Question

Consider the measurable partition of the open unit square $(0,1)\times(0,1)$ into horizontal intervals $L_y=(0,1)\times\{y\}$. Let $\mu$ be a Borel probability measure with the disintegration

$$ \mu(B) = \int_{(0,1)} \mu_y(B\cap L_y) dP(y)
$$

holding for all Borel sets $B\subset (0,1)\times(0,1)$. Here $\mu_y$ is the conditional probability measure on $L_y$ and $P$ is the factor probability measure on $(0,1)$. Let us assume that $\mu_y$ has a density $\rho_y$ on $L_y$ for each $y\in(0,1)$. (However, $P$ may well be singular. We can set $\mu_y=\text{Leb}$ as necessary to define a conditional probability for all $y$ without affecting the measure.)

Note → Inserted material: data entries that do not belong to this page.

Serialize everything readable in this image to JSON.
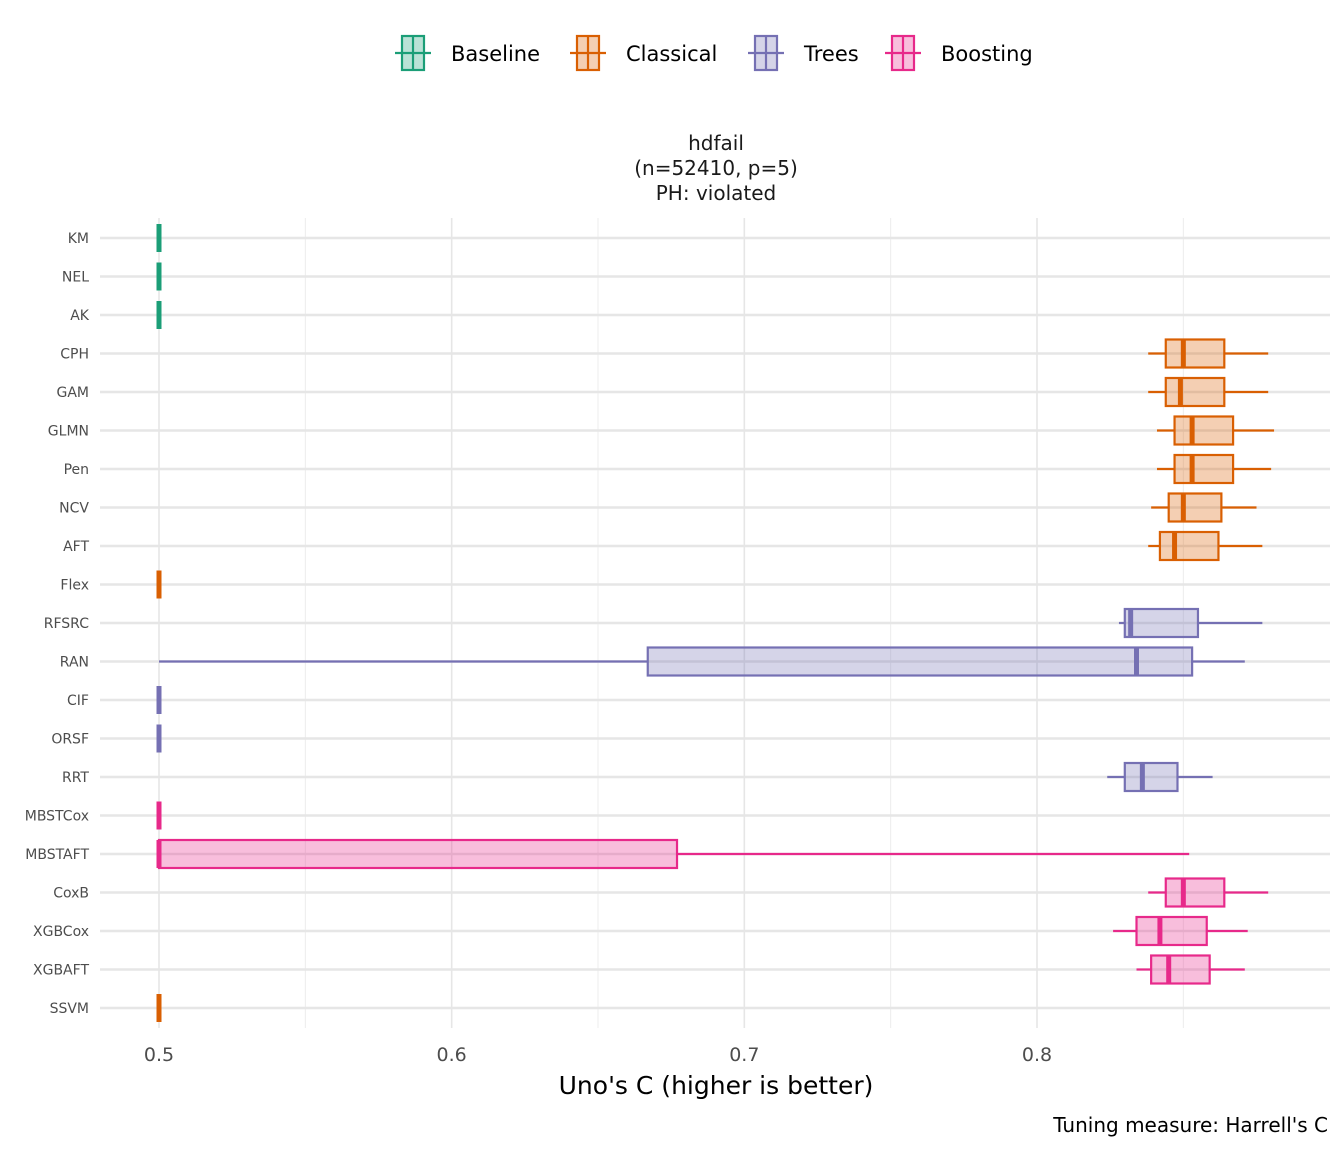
{
  "chart_data": {
    "type": "box",
    "title_lines": [
      "hdfail",
      "(n=52410, p=5)",
      "PH: violated"
    ],
    "xlabel": "Uno's C (higher is better)",
    "caption": "Tuning measure: Harrell's C",
    "xlim": [
      0.48,
      0.9
    ],
    "x_ticks": [
      0.5,
      0.6,
      0.7,
      0.8
    ],
    "x_tick_labels": [
      "0.5",
      "0.6",
      "0.7",
      "0.8"
    ],
    "x_minor_ticks": [
      0.55,
      0.65,
      0.75,
      0.85
    ],
    "legend": {
      "position": "top",
      "entries": [
        {
          "name": "Baseline",
          "color": "#1b9e77"
        },
        {
          "name": "Classical",
          "color": "#d95f02"
        },
        {
          "name": "Trees",
          "color": "#7570b3"
        },
        {
          "name": "Boosting",
          "color": "#e7298a"
        }
      ]
    },
    "models": [
      {
        "name": "KM",
        "group": "Baseline",
        "min": 0.5,
        "q1": 0.5,
        "median": 0.5,
        "q3": 0.5,
        "max": 0.5
      },
      {
        "name": "NEL",
        "group": "Baseline",
        "min": 0.5,
        "q1": 0.5,
        "median": 0.5,
        "q3": 0.5,
        "max": 0.5
      },
      {
        "name": "AK",
        "group": "Baseline",
        "min": 0.5,
        "q1": 0.5,
        "median": 0.5,
        "q3": 0.5,
        "max": 0.5
      },
      {
        "name": "CPH",
        "group": "Classical",
        "min": 0.838,
        "q1": 0.844,
        "median": 0.85,
        "q3": 0.864,
        "max": 0.879
      },
      {
        "name": "GAM",
        "group": "Classical",
        "min": 0.838,
        "q1": 0.844,
        "median": 0.849,
        "q3": 0.864,
        "max": 0.879
      },
      {
        "name": "GLMN",
        "group": "Classical",
        "min": 0.841,
        "q1": 0.847,
        "median": 0.853,
        "q3": 0.867,
        "max": 0.881
      },
      {
        "name": "Pen",
        "group": "Classical",
        "min": 0.841,
        "q1": 0.847,
        "median": 0.853,
        "q3": 0.867,
        "max": 0.88
      },
      {
        "name": "NCV",
        "group": "Classical",
        "min": 0.839,
        "q1": 0.845,
        "median": 0.85,
        "q3": 0.863,
        "max": 0.875
      },
      {
        "name": "AFT",
        "group": "Classical",
        "min": 0.838,
        "q1": 0.842,
        "median": 0.847,
        "q3": 0.862,
        "max": 0.877
      },
      {
        "name": "Flex",
        "group": "Classical",
        "min": 0.5,
        "q1": 0.5,
        "median": 0.5,
        "q3": 0.5,
        "max": 0.5
      },
      {
        "name": "RFSRC",
        "group": "Trees",
        "min": 0.828,
        "q1": 0.83,
        "median": 0.832,
        "q3": 0.855,
        "max": 0.877
      },
      {
        "name": "RAN",
        "group": "Trees",
        "min": 0.5,
        "q1": 0.667,
        "median": 0.834,
        "q3": 0.853,
        "max": 0.871
      },
      {
        "name": "CIF",
        "group": "Trees",
        "min": 0.5,
        "q1": 0.5,
        "median": 0.5,
        "q3": 0.5,
        "max": 0.5
      },
      {
        "name": "ORSF",
        "group": "Trees",
        "min": 0.5,
        "q1": 0.5,
        "median": 0.5,
        "q3": 0.5,
        "max": 0.5
      },
      {
        "name": "RRT",
        "group": "Trees",
        "min": 0.824,
        "q1": 0.83,
        "median": 0.836,
        "q3": 0.848,
        "max": 0.86
      },
      {
        "name": "MBSTCox",
        "group": "Boosting",
        "min": 0.5,
        "q1": 0.5,
        "median": 0.5,
        "q3": 0.5,
        "max": 0.5
      },
      {
        "name": "MBSTAFT",
        "group": "Boosting",
        "min": 0.5,
        "q1": 0.5,
        "median": 0.5,
        "q3": 0.677,
        "max": 0.852
      },
      {
        "name": "CoxB",
        "group": "Boosting",
        "min": 0.838,
        "q1": 0.844,
        "median": 0.85,
        "q3": 0.864,
        "max": 0.879
      },
      {
        "name": "XGBCox",
        "group": "Boosting",
        "min": 0.826,
        "q1": 0.834,
        "median": 0.842,
        "q3": 0.858,
        "max": 0.872
      },
      {
        "name": "XGBAFT",
        "group": "Boosting",
        "min": 0.834,
        "q1": 0.839,
        "median": 0.845,
        "q3": 0.859,
        "max": 0.871
      },
      {
        "name": "SSVM",
        "group": "Classical",
        "min": 0.5,
        "q1": 0.5,
        "median": 0.5,
        "q3": 0.5,
        "max": 0.5
      }
    ]
  }
}
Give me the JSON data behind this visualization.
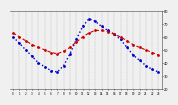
{
  "hours": [
    0,
    1,
    2,
    3,
    4,
    5,
    6,
    7,
    8,
    9,
    10,
    11,
    12,
    13,
    14,
    15,
    16,
    17,
    18,
    19,
    20,
    21,
    22,
    23
  ],
  "temp_red": [
    63,
    60,
    57,
    54,
    52,
    50,
    48,
    47,
    49,
    52,
    56,
    60,
    63,
    65,
    65,
    64,
    62,
    60,
    57,
    54,
    52,
    50,
    48,
    46
  ],
  "thsw_blue": [
    60,
    55,
    50,
    45,
    40,
    37,
    34,
    33,
    38,
    47,
    58,
    68,
    74,
    72,
    68,
    65,
    62,
    58,
    52,
    46,
    42,
    38,
    35,
    33
  ],
  "red_color": "#cc0000",
  "blue_color": "#0000cc",
  "bg_color": "#f0f0f0",
  "grid_color": "#888888",
  "ylim_min": 20,
  "ylim_max": 80,
  "yticks": [
    20,
    30,
    40,
    50,
    60,
    70,
    80
  ],
  "ytick_labels": [
    "20",
    "30",
    "40",
    "50",
    "60",
    "70",
    "80"
  ]
}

Question 1: Is the function $\rho:(0,1)\times(0,1)\to\mathbb{R}:\rho(x,y)=\rho_y(x)$ Borel measurable?

Question 2: Is the function $f:(0,1)\to\mathbb{R}:f(y)=\inf_{x\in L_y}\rho_y(x)$ Borel measurable?

I would appreciate an answer even in the special case where each $\rho_y$ is assumed continuous.

Answer 1

(1) The answer to Question 1 is affirmative.

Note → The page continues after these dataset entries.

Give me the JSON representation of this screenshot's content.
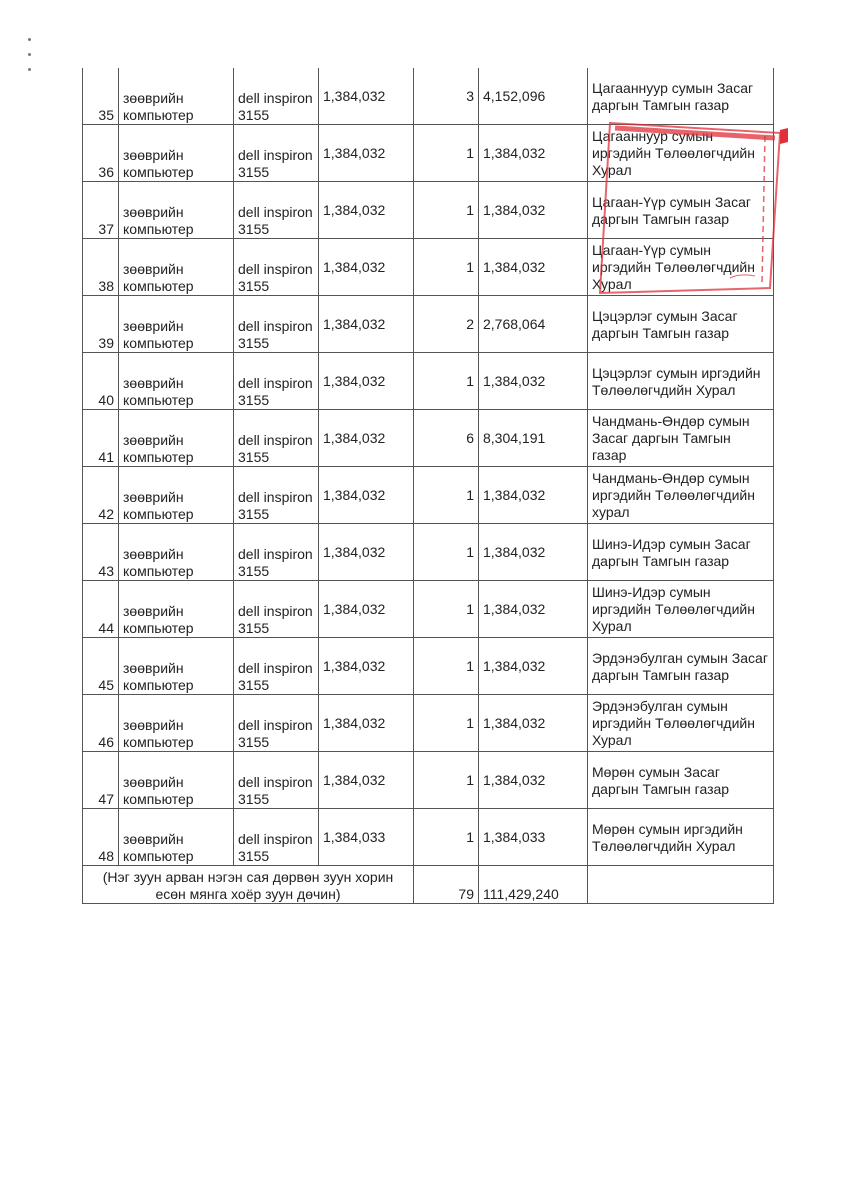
{
  "rows": [
    {
      "no": "35",
      "item": "зөөврийн компьютер",
      "model": "dell inspiron 3155",
      "price": "1,384,032",
      "qty": "3",
      "total": "4,152,096",
      "org": "Цагааннуур сумын Засаг даргын Тамгын газар"
    },
    {
      "no": "36",
      "item": "зөөврийн компьютер",
      "model": "dell inspiron 3155",
      "price": "1,384,032",
      "qty": "1",
      "total": "1,384,032",
      "org": "Цагааннуур сумын иргэдийн Төлөөлөгчдийн Хурал"
    },
    {
      "no": "37",
      "item": "зөөврийн компьютер",
      "model": "dell inspiron 3155",
      "price": "1,384,032",
      "qty": "1",
      "total": "1,384,032",
      "org": "Цагаан-Үүр сумын Засаг даргын Тамгын газар"
    },
    {
      "no": "38",
      "item": "зөөврийн компьютер",
      "model": "dell inspiron 3155",
      "price": "1,384,032",
      "qty": "1",
      "total": "1,384,032",
      "org": "Цагаан-Үүр сумын иргэдийн Төлөөлөгчдийн Хурал"
    },
    {
      "no": "39",
      "item": "зөөврийн компьютер",
      "model": "dell inspiron 3155",
      "price": "1,384,032",
      "qty": "2",
      "total": "2,768,064",
      "org": "Цэцэрлэг сумын Засаг даргын Тамгын газар"
    },
    {
      "no": "40",
      "item": "зөөврийн компьютер",
      "model": "dell inspiron 3155",
      "price": "1,384,032",
      "qty": "1",
      "total": "1,384,032",
      "org": "Цэцэрлэг сумын иргэдийн Төлөөлөгчдийн Хурал"
    },
    {
      "no": "41",
      "item": "зөөврийн компьютер",
      "model": "dell inspiron 3155",
      "price": "1,384,032",
      "qty": "6",
      "total": "8,304,191",
      "org": "Чандмань-Өндөр сумын Засаг даргын Тамгын газар"
    },
    {
      "no": "42",
      "item": "зөөврийн компьютер",
      "model": "dell inspiron 3155",
      "price": "1,384,032",
      "qty": "1",
      "total": "1,384,032",
      "org": "Чандмань-Өндөр сумын иргэдийн Төлөөлөгчдийн хурал"
    },
    {
      "no": "43",
      "item": "зөөврийн компьютер",
      "model": "dell inspiron 3155",
      "price": "1,384,032",
      "qty": "1",
      "total": "1,384,032",
      "org": "Шинэ-Идэр сумын Засаг даргын Тамгын газар"
    },
    {
      "no": "44",
      "item": "зөөврийн компьютер",
      "model": "dell inspiron 3155",
      "price": "1,384,032",
      "qty": "1",
      "total": "1,384,032",
      "org": "Шинэ-Идэр сумын иргэдийн Төлөөлөгчдийн Хурал"
    },
    {
      "no": "45",
      "item": "зөөврийн компьютер",
      "model": "dell inspiron 3155",
      "price": "1,384,032",
      "qty": "1",
      "total": "1,384,032",
      "org": "Эрдэнэбулган сумын Засаг даргын Тамгын газар"
    },
    {
      "no": "46",
      "item": "зөөврийн компьютер",
      "model": "dell inspiron 3155",
      "price": "1,384,032",
      "qty": "1",
      "total": "1,384,032",
      "org": "Эрдэнэбулган сумын иргэдийн Төлөөлөгчдийн Хурал"
    },
    {
      "no": "47",
      "item": "зөөврийн компьютер",
      "model": "dell inspiron 3155",
      "price": "1,384,032",
      "qty": "1",
      "total": "1,384,032",
      "org": "Мөрөн сумын Засаг даргын Тамгын газар"
    },
    {
      "no": "48",
      "item": "зөөврийн компьютер",
      "model": "dell inspiron 3155",
      "price": "1,384,033",
      "qty": "1",
      "total": "1,384,033",
      "org": "Мөрөн сумын иргэдийн Төлөөлөгчдийн Хурал"
    }
  ],
  "summary": {
    "words": "(Нэг зуун арван нэгэн сая дөрвөн зуун хорин есөн мянга хоёр зуун дөчин)",
    "qty": "79",
    "total": "111,429,240"
  },
  "stamp_color": "#e0303a"
}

Indeed, let us define the auxiliary measure $m$ by $$ m(B) = \int_{(0,1)} \mathrm{Leb}_y(B\cap L_y) dP(y), $$ where $\mathrm{Leb}_y$ stands for the Lebesgue measure on the horizontal interval $L_y$. (In fact, $m$ is the product measure of the Lebesgue measure on $(0,1)$ and of $P$.) We show that $\mu$ is absolutely continuous with respect to $m$. So, let $B$ be such that $m(B)=0$. Then $\mathrm{Leb}_y(B\cap L_y)=0$ for $P$-almost-every $y\in(0,1)$. But we assumed that the conditional measure $\mu_y$ of $\mu$ is absolutely continuous with respect to $\mathrm{Leb}_y$. It follows that $\mu_y(B\cap L_y)=0$ for $P$-almost-every $y\in(0,1)$, or $\mu(B)=0$. This proves absolute continuity. Accordingly, there exists an integrable Borel measurable function $\rho:(0,1)\times(0,1)\to[0,\infty)$, for which $$ \int_B d\mu = \int_B\rho dm = \int_{(0,1)}\int_{L_y} (1_B\rho)(x,y)d\mathrm{Leb}_y(x)dP(y) $$ is true for any Borel set $B$. This implies that, for $P$-a.e. $y\in(0,1)$, the function $\rho(\cdot,y)$ is the density $\rho_y$ of $\mu_y$. $\square$

(2) Coming to Question 2, the answer is affirmative in the mentioned special case that each $\rho_y$ is continuous, because in that case $\inf_{x\in L_y}\rho_y(x) = \inf_{x\in (0,1)\cap\mathbb{Q}}\rho(x,y)$, where in the last expression we are taking the infimum of countably many Borel measurable functions of $y$.

In other words, Question 2 is still open in the general case. Can a Lusin-type argument ("every measurable function is nearly continous") work there?